Top Algeria Islamists to end exile-associate
ALGIERS, Sep 16 (Reuters) Three leaders of Algeria's main banned Islamist party will return from exile tomorrow in a further sign of rapprochement between the government and radicals who once sought purist Islamic rule, a colleague said.
Rabah Kebir, Abdelkrim Ghemazi and Ould Ada would be the first leaders of the banned Islamic Salvation Front (FIS) to end their self-imposed exile since the north African oil producer descended into chaos following cancelled elections in 1992.
''This is a happy day for Algeria as we are going to receive three brothers,'' Madani Mezrag, former leader of the FIS's armed wing during Algeria's violent 1990s, told Reuters.
''This shows that the national reconciliation is a big success.'' Kebir, the head of the FIS foreign department, fled ho use arrest in 1992 and has been based in Germany since 1993 where he has worked as a coordinator for the party's mostly Western-based network of overseas members and admirers.
Ghemazi is deputy leader of the department and Ada is a spokesman.
Islamists launched an armed insurrection in 1992 after the then military-backed authorities scrapped a parliamentary election that the FIS was set to win.
The authorities had feared an Iranian-style revolution.
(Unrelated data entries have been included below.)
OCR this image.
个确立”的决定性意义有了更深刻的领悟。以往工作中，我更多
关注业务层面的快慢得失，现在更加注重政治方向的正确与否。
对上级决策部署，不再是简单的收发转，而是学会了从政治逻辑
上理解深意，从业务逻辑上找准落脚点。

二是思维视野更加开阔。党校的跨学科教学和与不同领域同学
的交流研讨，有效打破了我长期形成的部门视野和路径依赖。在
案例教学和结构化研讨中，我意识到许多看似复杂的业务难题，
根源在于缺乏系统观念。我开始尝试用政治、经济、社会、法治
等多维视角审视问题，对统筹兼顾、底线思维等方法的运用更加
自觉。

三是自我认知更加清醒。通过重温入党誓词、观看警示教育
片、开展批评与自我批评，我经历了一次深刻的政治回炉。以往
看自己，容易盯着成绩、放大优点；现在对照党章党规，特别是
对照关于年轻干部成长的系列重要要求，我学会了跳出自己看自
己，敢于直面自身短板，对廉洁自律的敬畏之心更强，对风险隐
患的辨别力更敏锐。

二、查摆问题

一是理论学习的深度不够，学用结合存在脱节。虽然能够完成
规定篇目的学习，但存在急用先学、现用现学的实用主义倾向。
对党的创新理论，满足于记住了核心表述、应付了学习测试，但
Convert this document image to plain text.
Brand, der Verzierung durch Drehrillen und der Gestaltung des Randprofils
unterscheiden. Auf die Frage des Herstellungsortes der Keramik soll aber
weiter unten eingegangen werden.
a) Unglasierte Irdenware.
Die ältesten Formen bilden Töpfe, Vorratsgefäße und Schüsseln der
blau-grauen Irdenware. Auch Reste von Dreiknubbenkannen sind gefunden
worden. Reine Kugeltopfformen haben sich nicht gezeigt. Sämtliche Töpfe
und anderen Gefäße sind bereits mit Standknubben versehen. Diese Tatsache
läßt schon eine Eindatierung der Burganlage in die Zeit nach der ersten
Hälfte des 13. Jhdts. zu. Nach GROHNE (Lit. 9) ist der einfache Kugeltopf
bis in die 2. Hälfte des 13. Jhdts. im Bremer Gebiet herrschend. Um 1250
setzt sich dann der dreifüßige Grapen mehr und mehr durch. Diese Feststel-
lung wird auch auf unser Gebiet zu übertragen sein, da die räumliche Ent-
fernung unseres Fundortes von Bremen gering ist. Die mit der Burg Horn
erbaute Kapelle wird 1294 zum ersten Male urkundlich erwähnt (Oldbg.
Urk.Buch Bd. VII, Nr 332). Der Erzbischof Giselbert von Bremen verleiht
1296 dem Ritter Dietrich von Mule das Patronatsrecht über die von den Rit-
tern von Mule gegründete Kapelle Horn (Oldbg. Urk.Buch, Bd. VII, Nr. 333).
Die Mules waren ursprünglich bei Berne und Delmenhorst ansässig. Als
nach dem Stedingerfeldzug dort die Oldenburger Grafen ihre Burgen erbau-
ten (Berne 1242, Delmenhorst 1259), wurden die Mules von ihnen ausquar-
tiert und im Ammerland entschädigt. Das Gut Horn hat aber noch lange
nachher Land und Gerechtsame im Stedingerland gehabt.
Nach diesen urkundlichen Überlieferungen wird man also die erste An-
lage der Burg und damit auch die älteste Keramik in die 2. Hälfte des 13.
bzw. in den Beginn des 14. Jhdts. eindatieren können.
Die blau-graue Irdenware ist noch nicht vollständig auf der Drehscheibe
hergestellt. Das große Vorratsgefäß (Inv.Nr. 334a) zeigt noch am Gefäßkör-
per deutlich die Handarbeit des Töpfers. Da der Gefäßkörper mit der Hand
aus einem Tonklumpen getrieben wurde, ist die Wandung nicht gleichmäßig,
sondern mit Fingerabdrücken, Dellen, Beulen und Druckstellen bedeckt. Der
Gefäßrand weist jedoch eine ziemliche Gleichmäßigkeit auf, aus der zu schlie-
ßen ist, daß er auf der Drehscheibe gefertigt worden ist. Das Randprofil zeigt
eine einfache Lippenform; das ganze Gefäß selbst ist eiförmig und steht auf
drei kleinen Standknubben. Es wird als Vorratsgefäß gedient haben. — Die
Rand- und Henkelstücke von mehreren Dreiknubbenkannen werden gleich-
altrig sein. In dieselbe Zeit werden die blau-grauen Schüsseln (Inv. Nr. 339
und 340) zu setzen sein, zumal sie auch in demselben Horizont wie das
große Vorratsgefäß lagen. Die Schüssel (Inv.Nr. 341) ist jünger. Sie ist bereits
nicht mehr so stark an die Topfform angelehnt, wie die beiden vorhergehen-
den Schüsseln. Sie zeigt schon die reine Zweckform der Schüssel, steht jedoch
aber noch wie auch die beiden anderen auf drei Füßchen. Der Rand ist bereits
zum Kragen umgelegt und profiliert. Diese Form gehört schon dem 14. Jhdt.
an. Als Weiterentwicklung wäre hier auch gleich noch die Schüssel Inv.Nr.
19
Up to 200,000 people are estimated to have been killed in more than a decade of fighting marked by horrific massacres in the mountains of the northern coastal strip.
Mezrag negotiated the surrender of his Islamic Salvation Army (AIS), the FIS armed wing, in the late 1990s and has spent the intervening years trying to persuade former colleagues to abandon the armed struggle.
He and his FIS colleagues still want to set up an Islamic state, but this time through political means.
Mezrag has called on the government to lift a ban on the FIS, which remains outlawed. A state of emergency declared in 1992 remains in place.
The government says all former FIS leaders are welcome to return home provided they do not seek to rebuild the party.
FIS leader Abassi Madani lives in Qatar. But most FIS leaders are based in the West, where some built links with Western human rights groups in the 1990s and worked vigorously to portray Algerian authorities as violators of human rights.
The FIS officials have no influence on the main armed group still fighting, the Salafist Group for Preaching and Combat, which has rejected an ambitious reconciliation drive pursued by President Abdelaziz Bouteflika.
To draw a line under the violence, which still sputters on in isolated areas, Bouteflika this year introduced a package of reconciliation moves to try to shore up the country's stability.
As part of the programme, 2,200 Islamist fighters were freed from jail and many have signed up to receive state help in obtaining work, a move that won praise from Mezrag.
A six-month amnesty for the few hundred Islamist fighters still battling the army expired at the end of August but the government has said it will nevertheless provide amnesty to any guerrilla who quits the bush and hands in his weapons.